Esparto, pastores, ovejas
Esa civilización en torno al queso es la que convierte a la joven clara Díez con 22 años en profeta, exégeta, investigadora, y más tarde en propietaria de una tienda maravillosa de quesos en Madrid, Formaje -una palabra castellana antigua que se refiere al recipiente donde se moldeaba el queso-, un parque temático para los amigos del queso. Porque ya se sabe que el queso solo tiene adeptos y odiadores, aunque los adeptos vamos ganando por goleada. “El queso como ritual transformador y como manifiesto cultural que conecta al ser humano con la mutabilidad del universo”, filosofa la joven autora.
El libro, manual indispensable en la biblioteca de cualquier aficionado a las cosas del comer, añade otros muchos elementos que lo hacen aún más nutritivo. El queso nos lleva a la España más recóndita, a una buena parte de lo que hoy se conoce como la España vacía o vaciada y Clara Díez lo cuenta y su padre la retrata con sensibilidad y arranques de prosa lírica bien trabada, muy de campos de Castilla, porque el paso del tiempo, la tradición, la dureza yerma del día a día y el paisaje son temas comunes: “Cinchos de esparto. Pastores con las nucas quemadas por el sol castigador. Tierras llanas, sin reveses. Cereal, viña y olivo. Rezos mirando al cielo, 'por favor que llueva'. Ovejas, esquivas y gregarias, que no aceptan más compañía que la de sombra común del grupo y de quien les guía, el pastor. Pezuñas que arañan la tierra y levantan polvo, (..) ese es el paisaje, sereno y sediento, en el que se gesta el queso curado español”.

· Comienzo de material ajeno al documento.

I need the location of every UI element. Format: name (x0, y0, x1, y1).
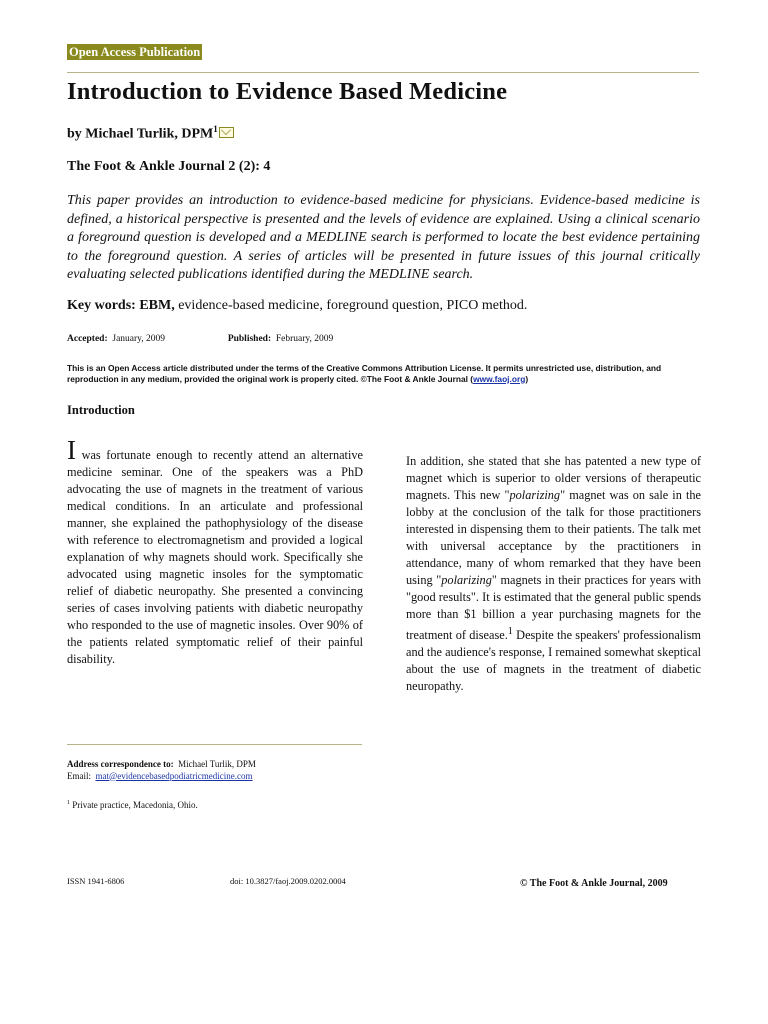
affiliation-text: Private practice, Macedonia, Ohio. (70, 800, 198, 810)
affiliation-marker: 1 (67, 800, 70, 806)
journal-citation: The Foot & Ankle Journal 2 (2): 4 (67, 159, 271, 174)
license-text: This is an Open Access article distributed under the terms of the Creative Commons Attribution License. It permits unrestricted use, distribution, and reproduction in any medium, provided the original work is properly cited. ©The Foot & Ankle Journal ( (67, 363, 662, 384)
doi: doi: 10.3827/faoj.2009.0202.0004 (230, 876, 346, 886)
emphasis-polarizing-2: polarizing (441, 573, 492, 587)
email-link[interactable]: mat@evidencebasedpodiatricmedicine.com (95, 770, 253, 781)
citation-marker: 1 (507, 626, 513, 637)
keywords-label: Key words: (67, 298, 136, 313)
drop-cap: I (67, 435, 76, 465)
journal-website-link[interactable]: www.faoj.org (473, 373, 526, 384)
footer-copyright: © The Foot & Ankle Journal, 2009 (520, 878, 668, 889)
section-heading-introduction: Introduction (67, 403, 135, 417)
affiliation-footnote (67, 800, 198, 810)
mail-icon[interactable] (219, 127, 234, 138)
keywords (67, 298, 527, 314)
right-text-1: In addition, she stated that she has patented a new type of magnet which is superior to older versions of therapeutic magnets. This new " (406, 454, 701, 502)
publication-dates (67, 334, 333, 344)
address-label: Address correspondence to: (67, 759, 174, 769)
license-notice (67, 363, 707, 384)
license-close: ) (525, 373, 529, 384)
emphasis-polarizing-1: polarizing (509, 488, 561, 502)
address-name: Michael Turlik, DPM (178, 759, 256, 769)
footnote-rule (67, 744, 362, 745)
keywords-ebm: EBM, (139, 298, 175, 313)
body-column-left (67, 435, 363, 668)
accepted-label: Accepted: (67, 334, 108, 344)
header-rule (67, 72, 699, 73)
email-label: Email: (67, 770, 91, 781)
right-text-4: Despite the speakers' professionalism and the audience's response, I remained somewhat skeptical about the use of magnets in the treatment of diabetic neuropathy. (406, 628, 701, 694)
author-name: by Michael Turlik, DPM (67, 126, 214, 142)
open-access-badge: Open Access Publication (69, 45, 201, 59)
accepted-date: January, 2009 (112, 334, 166, 344)
author-affiliation-marker: 1 (213, 124, 218, 134)
left-column-text: was fortunate enough to recently attend an alternative medicine seminar. One of the speakers was a PhD advocating the use of magnets in the treatment of various medical conditions. In an articulate and professional manner, she explained the pathophysiology of the disease with reference to electromagnetism and provided a logical explanation of why magnets should work. Specifically she advocated using magnetic insoles for the symptomatic relief of diabetic neuropathy. She presented a convincing series of cases involving patients with diabetic neuropathy who responded to the use of magnetic insoles. Over 90% of the patients related symptomatic relief of their painful disability. (67, 448, 363, 666)
keywords-list: evidence-based medicine, foreground question, PICO method. (174, 298, 528, 313)
published-label: Published: (227, 334, 272, 344)
abstract: This paper provides an introduction to evidence-based medicine for physicians. Evidence-based medicine is defined, a historical perspective is presented and the levels of evidence are explained. Using a clinical scenario a foreground question is developed and a MEDLINE search is performed to locate the best evidence pertaining to the foreground question. A series of articles will be presented in future issues of this journal critically evaluating selected publications identified during the MEDLINE search. (67, 193, 700, 282)
byline (67, 124, 234, 143)
right-text-3: " magnets in their practices for years with "good results". It is estimated that the general public spends more than $1 billion a year purchasing magnets for the treatment of disease. (406, 573, 701, 643)
correspondence-address (67, 759, 256, 782)
body-column-right (406, 453, 701, 695)
article-title: Introduction to Evidence Based Medicine (67, 78, 508, 105)
issn: ISSN 1941-6806 (67, 876, 125, 886)
published-date: February, 2009 (275, 334, 334, 344)
right-text-2: " magnet was on sale in the lobby at the conclusion of the talk for those practitioners interested in dispensing them to their patients. The talk met with universal acceptance by the practitioners in attendance, many of whom remarked that they have been using " (406, 488, 701, 587)
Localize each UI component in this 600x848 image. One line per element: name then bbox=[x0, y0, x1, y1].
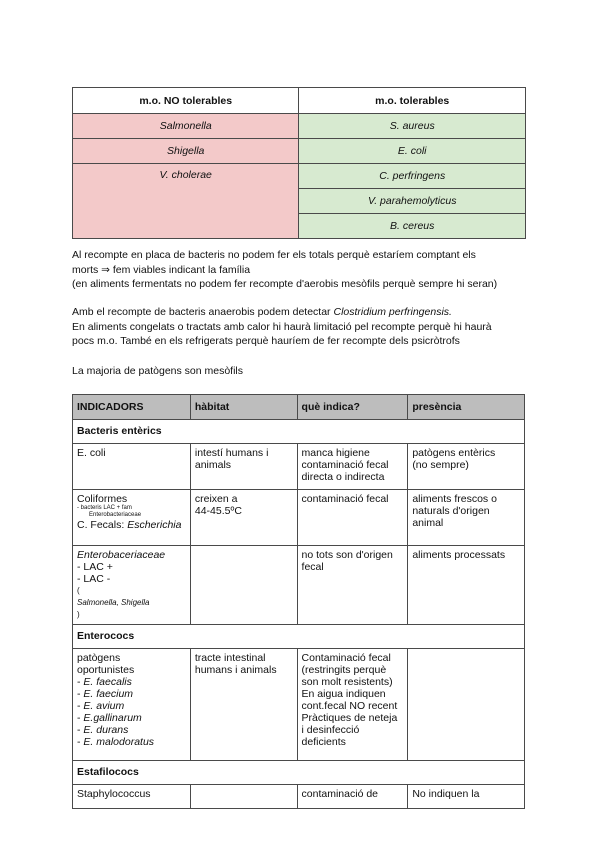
paragraph-mesofils bbox=[72, 364, 542, 379]
cell-subline: - bacteris LAC + fam bbox=[77, 505, 132, 511]
table-row bbox=[73, 490, 525, 546]
cell-name bbox=[73, 546, 191, 625]
cell-habitat bbox=[190, 546, 297, 625]
section-row-enterics: Bacteris entèrics bbox=[73, 420, 525, 444]
cell-line: 44-45.5ºC bbox=[194, 505, 242, 517]
cell-line: i desinfecció bbox=[301, 724, 360, 736]
cell-indica bbox=[297, 649, 408, 761]
paragraph-line bbox=[72, 305, 542, 320]
tolerable-item: E. coli bbox=[299, 139, 526, 164]
cell-line: patògens bbox=[77, 652, 121, 664]
text-segment: C. Fecals: bbox=[77, 519, 128, 531]
cell-name bbox=[73, 649, 191, 761]
species-line: - E. malodoratus bbox=[77, 736, 155, 748]
cell-line: Enterobaceriaceae bbox=[77, 549, 166, 561]
tolerable-item: C. perfringens bbox=[299, 164, 526, 189]
cell-line: animal bbox=[412, 517, 444, 529]
cell-presencia: aliments processats bbox=[408, 546, 525, 625]
table-row bbox=[73, 444, 525, 490]
cell-habitat bbox=[190, 490, 297, 546]
cell-line: Pràctiques de neteja bbox=[301, 712, 398, 724]
cell-line: son molt resistents) bbox=[301, 676, 393, 688]
text-segment: Salmonella, Shigella bbox=[77, 598, 150, 607]
text-segment: Amb el recompte de bacteris anaerobis podem detectar bbox=[72, 306, 334, 318]
cell-indica bbox=[297, 444, 408, 490]
column-header: hàbitat bbox=[190, 395, 297, 420]
species-line: - E.gallinarum bbox=[77, 712, 142, 724]
cell-indica: contaminació fecal bbox=[297, 490, 408, 546]
cell-line: aliments frescos o bbox=[412, 493, 497, 505]
paragraph-line: Al recompte en placa de bacteris no podem fer els totals perquè estaríem comptant els bbox=[72, 249, 476, 261]
species-line: - E. faecium bbox=[77, 688, 134, 700]
species-name: E. malodoratus bbox=[83, 736, 155, 748]
tolerable-item: V. parahemolyticus bbox=[299, 189, 526, 214]
paragraph-line: (en aliments fermentats no podem fer recompte d'aerobis mesòfils perquè sempre hi seran) bbox=[72, 278, 498, 290]
species-line: - E. avium bbox=[77, 700, 125, 712]
cell-presencia bbox=[408, 490, 525, 546]
paragraph-line: pocs m.o. També en els refrigerats perquè hauríem de fer recompte dels psicròtrofs bbox=[72, 335, 460, 347]
cell-line: cont.fecal NO recent bbox=[301, 700, 398, 712]
cell-line: - LAC + bbox=[77, 561, 113, 573]
species-name: E. avium bbox=[83, 700, 125, 712]
cell-line: directa o indirecta bbox=[301, 471, 385, 483]
cell-name bbox=[73, 490, 191, 546]
cell-name: E. coli bbox=[73, 444, 191, 490]
clostridium-name: Clostridium perfringensis. bbox=[333, 306, 452, 318]
cell-line: creixen a bbox=[194, 493, 238, 505]
species-name: E.gallinarum bbox=[83, 712, 142, 724]
paragraph-line: En aliments congelats o tractats amb calor hi haurà limitació pel recompte perquè hi haurà bbox=[72, 320, 492, 333]
cell-line: Contaminació fecal bbox=[301, 652, 391, 664]
no-tolerable-item: Shigella bbox=[73, 139, 299, 164]
cell-line: naturals d'origen bbox=[412, 505, 490, 517]
section-row-estafilococs: Estafilococs bbox=[73, 761, 525, 785]
cell-indica bbox=[297, 546, 408, 625]
species-line: - E. faecalis bbox=[77, 676, 132, 688]
paragraph-line: morts ⇒ fem viables indicant la família bbox=[72, 263, 251, 276]
cell-presencia: No indiquen la bbox=[408, 785, 525, 809]
cell-line: deficients bbox=[301, 736, 346, 748]
species-line: - E. durans bbox=[77, 724, 129, 736]
column-header: presència bbox=[408, 395, 525, 420]
header-no-tolerables: m.o. NO tolerables bbox=[73, 88, 299, 114]
cell-line: manca higiene bbox=[301, 447, 370, 459]
species-name: E. faecalis bbox=[83, 676, 132, 688]
cell-line: En aigua indiquen bbox=[301, 688, 386, 700]
cell-habitat bbox=[190, 785, 297, 809]
cell-line: Coliformes bbox=[77, 493, 128, 505]
species-name: E. durans bbox=[83, 724, 129, 736]
no-tolerable-item: V. cholerae bbox=[73, 164, 299, 239]
tolerable-item: B. cereus bbox=[299, 214, 526, 239]
text-segment: Escherichia bbox=[127, 519, 182, 531]
tolerance-table bbox=[72, 87, 526, 239]
cell-line: (no sempre) bbox=[412, 459, 469, 471]
table-row bbox=[73, 649, 525, 761]
cell-line: oportunistes bbox=[77, 664, 135, 676]
cell-presencia bbox=[408, 649, 525, 761]
no-tolerable-item: Salmonella bbox=[73, 114, 299, 139]
paragraph-line: La majoria de patògens son mesòfils bbox=[72, 365, 244, 377]
column-header: INDICADORS bbox=[73, 395, 191, 420]
cell-line: tracte intestinal bbox=[194, 652, 266, 664]
indicators-table bbox=[72, 394, 525, 809]
section-row-enterococs: Enterococs bbox=[73, 625, 525, 649]
cell-line: fecal bbox=[301, 561, 324, 573]
paragraph-recompte bbox=[72, 248, 542, 292]
cell-line: no tots son d'origen bbox=[301, 549, 393, 561]
text-segment: ( bbox=[77, 586, 80, 595]
cell-line: patògens entèrics bbox=[412, 447, 496, 459]
cell-line: - LAC - bbox=[77, 573, 111, 585]
cell-subline: Enterobacteriaceae bbox=[89, 512, 142, 518]
table-row bbox=[73, 785, 525, 809]
column-header: què indica? bbox=[297, 395, 408, 420]
cell-line: humans i animals bbox=[194, 664, 277, 676]
cell-habitat bbox=[190, 649, 297, 761]
text-segment: ) bbox=[77, 610, 80, 619]
cell-indica: contaminació de bbox=[297, 785, 408, 809]
species-name: E. faecium bbox=[83, 688, 134, 700]
paragraph-anaerobis bbox=[72, 305, 542, 349]
cell-habitat: intestí humans i animals bbox=[190, 444, 297, 490]
header-tolerables: m.o. tolerables bbox=[299, 88, 526, 114]
cell-line: contaminació fecal bbox=[301, 459, 389, 471]
table-row bbox=[73, 546, 525, 625]
cell-name: Staphylococcus bbox=[73, 785, 191, 809]
cell-line: (restringits perquè bbox=[301, 664, 387, 676]
cell-presencia bbox=[408, 444, 525, 490]
tolerable-item: S. aureus bbox=[299, 114, 526, 139]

Lácticos, azules, alpinos: un mundo por disfrutar
El libro invita a recorrer el mundo del queso con cierto orden, una vez establecido cómo, cuándo y por qué Clara Díez vio la luz. La leche, la mano del hombre, el pastoreo, el paisaje y las estaciones. Y le sigue un detenido, explicativo e interesante manual de uso de los quesos lácticos, las pastas prensadas no cocidas, los quesos alpinos, los quesos frescos, las pastas hiladas, las natas y leches fermentadas, los quesos azules.
Un interesante capítulo a modo de reflexión abrocha el libro: “El queso y tú”. Con cierto afán educativo, aborda el delicado asunto de preparar una tabla de quesos y lo hace abogando por ofrecer los quesos sin cortar: lo contrario es eliminar cualquier rastro de la textura exterior de los mismos, de su tamaño, de la proporción, se elimina información sobre cada pieza, se desmocha la experiencia, limitando notablemente el disfrute y no se hace justicia a cada pieza, cada elaborador, cada pastor, cada oveja. Nos habla del entorno hospitalario que crean los materiales nobles y usados – maderas, cerámicas- y recuerda que es deber cívico compartir las mejores partes del queso -el centro, donde conserva más humedad- dado que cambia la textura, el aroma y el sabor. Aunque advierte contra el exceso de normas: “Una buena mesa es decadente como Palermo, está viva y desordenada”.
Clara Díez ha escrito una balada sobre el queso donde “se concilian lo humilde y lo excelso” acentuando los perfiles menos visibles de la actividad quesera: “Sabiduría, arraigo, mesura y transformación”. Vivir varias vidas gracias al queso la ha cambiado, le ha permitido explorar cada capa vinculada a esta actividad. Antropología, demografía, historia, tradiciones, economía y gastronomía. Esta joven vallisoletana ha inventado el quesocentrismo.